Why Customer Marketing?

It’s easy to understand why marketers are so heavily focused on acquiring new business. That’s fresh income in the bank, and everyone can appreciate a larger customer base.

But identifying, reaching, and persuading new customers is also expensive and time-consuming. Within your existing clientele, you have a roster of people or companies who have proven willing to do business with you. They are familiar with your brand and hopefully have some affinity for it.

Customer marketing is fast gaining popularity in the B2B space, with 93% of marketers believing it will grow in importance this year and 62% expressing plans to increase budget for programs. According to Capterra B2B Marketing Blog, acquiring new customers can be 5x-12x more expensive than retaining customers. Research indicates that an increase of 5% in customer retention can drive profit increases by 25% to 95%, according to Harvard Business Review. With these kinds of returns, it’s no wonder that a recent Gartner report found that CMOs were spending more on customer retention than customer acquisition by a 2-to-1 ratio.

Marketo defines customer marketing as “marketing that extends beyond acquiring customers and aims to identify and market additional products or services to existing customers, retain them as customers, and develop them into advocates.”

Few things are more powerful in business — especially B2B — than advocates for your brand. They spread the word. They reinforce your credibility. And, with the right approach, they can be key sources of additional revenue.

4 Key Customer Marketing Benefits

There are major advantages to orienting a greater share of your marketing attention toward current customers. Here are four customer marketing perks that any company can appreciate:

Greater Propensity to Buy

As Paul B. Brown explains at Forbes: “If you have done a good job taking care of your customer in the past, and your products have performed well for them, they are usually willing to give any addition to your product line a try.  Because the relationship is in place, far less (expensive) selling is required.” Indeed, statistics show that existing customers are 50% more likely to try new products and spend 31% more compared to new customers.

No Buyer Personas Required

When seeking to acquire new customers, marketers often must rely on theoretical buyer personas and lookalike audiences to better understand them. This can be effective — certainly much more so than going in blind — but with your existing customers there is no guesswork required. You already know them. You know their needs, their organizational structures, their communication preferences. This allows you to market to them with extreme precision. Using account-based marketing tools on LinkedIn, you can key in on specific clients with ultra-customized messaging that resonates.
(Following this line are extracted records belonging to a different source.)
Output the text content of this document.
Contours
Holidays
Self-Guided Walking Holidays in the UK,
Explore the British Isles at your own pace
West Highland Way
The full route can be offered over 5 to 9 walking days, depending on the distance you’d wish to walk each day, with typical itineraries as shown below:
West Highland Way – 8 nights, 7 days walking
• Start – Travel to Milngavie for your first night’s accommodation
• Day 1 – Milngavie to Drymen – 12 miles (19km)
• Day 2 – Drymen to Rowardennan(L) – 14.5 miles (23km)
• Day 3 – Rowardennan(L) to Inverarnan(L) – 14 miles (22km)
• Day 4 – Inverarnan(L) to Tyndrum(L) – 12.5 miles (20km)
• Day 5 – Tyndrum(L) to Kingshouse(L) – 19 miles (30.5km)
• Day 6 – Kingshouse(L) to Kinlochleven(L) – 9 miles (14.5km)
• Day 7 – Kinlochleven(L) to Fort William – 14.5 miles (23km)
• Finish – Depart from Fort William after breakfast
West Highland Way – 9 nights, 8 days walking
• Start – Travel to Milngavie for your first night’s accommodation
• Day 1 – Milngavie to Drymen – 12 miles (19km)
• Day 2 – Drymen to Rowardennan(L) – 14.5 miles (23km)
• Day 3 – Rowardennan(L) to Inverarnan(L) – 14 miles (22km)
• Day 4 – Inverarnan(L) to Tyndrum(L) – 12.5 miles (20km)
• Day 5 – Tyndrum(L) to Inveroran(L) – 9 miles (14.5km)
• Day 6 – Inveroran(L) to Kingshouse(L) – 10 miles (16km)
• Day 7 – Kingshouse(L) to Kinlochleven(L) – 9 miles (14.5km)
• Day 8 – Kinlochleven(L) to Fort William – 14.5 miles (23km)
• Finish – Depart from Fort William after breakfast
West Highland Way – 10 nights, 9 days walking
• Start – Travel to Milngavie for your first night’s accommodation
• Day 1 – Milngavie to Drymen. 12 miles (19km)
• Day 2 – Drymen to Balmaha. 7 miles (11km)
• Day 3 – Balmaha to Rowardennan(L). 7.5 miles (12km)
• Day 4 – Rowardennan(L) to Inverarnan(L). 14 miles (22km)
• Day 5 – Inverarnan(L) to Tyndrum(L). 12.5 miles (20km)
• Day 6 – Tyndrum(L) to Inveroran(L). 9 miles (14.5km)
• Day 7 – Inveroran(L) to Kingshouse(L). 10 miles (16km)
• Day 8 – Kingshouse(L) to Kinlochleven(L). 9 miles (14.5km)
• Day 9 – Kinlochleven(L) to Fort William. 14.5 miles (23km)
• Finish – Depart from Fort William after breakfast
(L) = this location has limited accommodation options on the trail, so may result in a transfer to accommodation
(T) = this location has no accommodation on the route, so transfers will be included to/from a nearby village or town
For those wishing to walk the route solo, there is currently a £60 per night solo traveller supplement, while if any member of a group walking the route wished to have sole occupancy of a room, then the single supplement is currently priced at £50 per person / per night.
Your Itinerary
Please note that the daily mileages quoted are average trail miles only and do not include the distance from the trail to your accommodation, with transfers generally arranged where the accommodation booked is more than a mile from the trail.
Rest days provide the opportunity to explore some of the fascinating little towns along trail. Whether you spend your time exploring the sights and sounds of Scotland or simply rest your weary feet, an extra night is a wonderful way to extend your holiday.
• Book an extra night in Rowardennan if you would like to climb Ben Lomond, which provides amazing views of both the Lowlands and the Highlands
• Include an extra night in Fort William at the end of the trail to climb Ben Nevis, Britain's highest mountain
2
Build Greater Loyalty and Retention

The more we do business with a brand and have good experiences, the less likely we are to move on to someone else. Here’s an apt parallel: receiving shaving razors through the mail, rather than buying them in-store, is now all the rage. When these online blade retailers are able to become your regular source for additional products, like shaving cream and moisturizing lotion, suddenly you have little reason to do business with any of their competitors.  And you just might tout the convenience of this arrangement to your friends. It’s similar in the B2B world: The more integrated your products and services become into the daily routine of the organization, the more difficult and even painful it becomes to use another vendor.

Open New Doors

As mentioned earlier, improving relationships with customers and turning them into advocates is hugely valuable. They can essentially become marketers on your behalf (putting a very literal spin on the phrase “customer marketing”) by authentically conveying the value you bring within their own networks. How many of your B2B customers would be able to connect you to other internal departments — not to mention external partners or affiliates — that might have a use for your solution?

Marketing should work in tandem with the Customer Success Team to leverage high levels of satisfaction and identify opportunities to further capitalize.

Customer Marketing is Good Business

At its core, customer marketing is about reinforcing and building upon relationships with your most valuable customers. Even looking beyond the aforementioned avenues for growing new revenue, it’s simply a good practice conducive to long-term retention.

Why should you do customer marketing? The better question is, why not?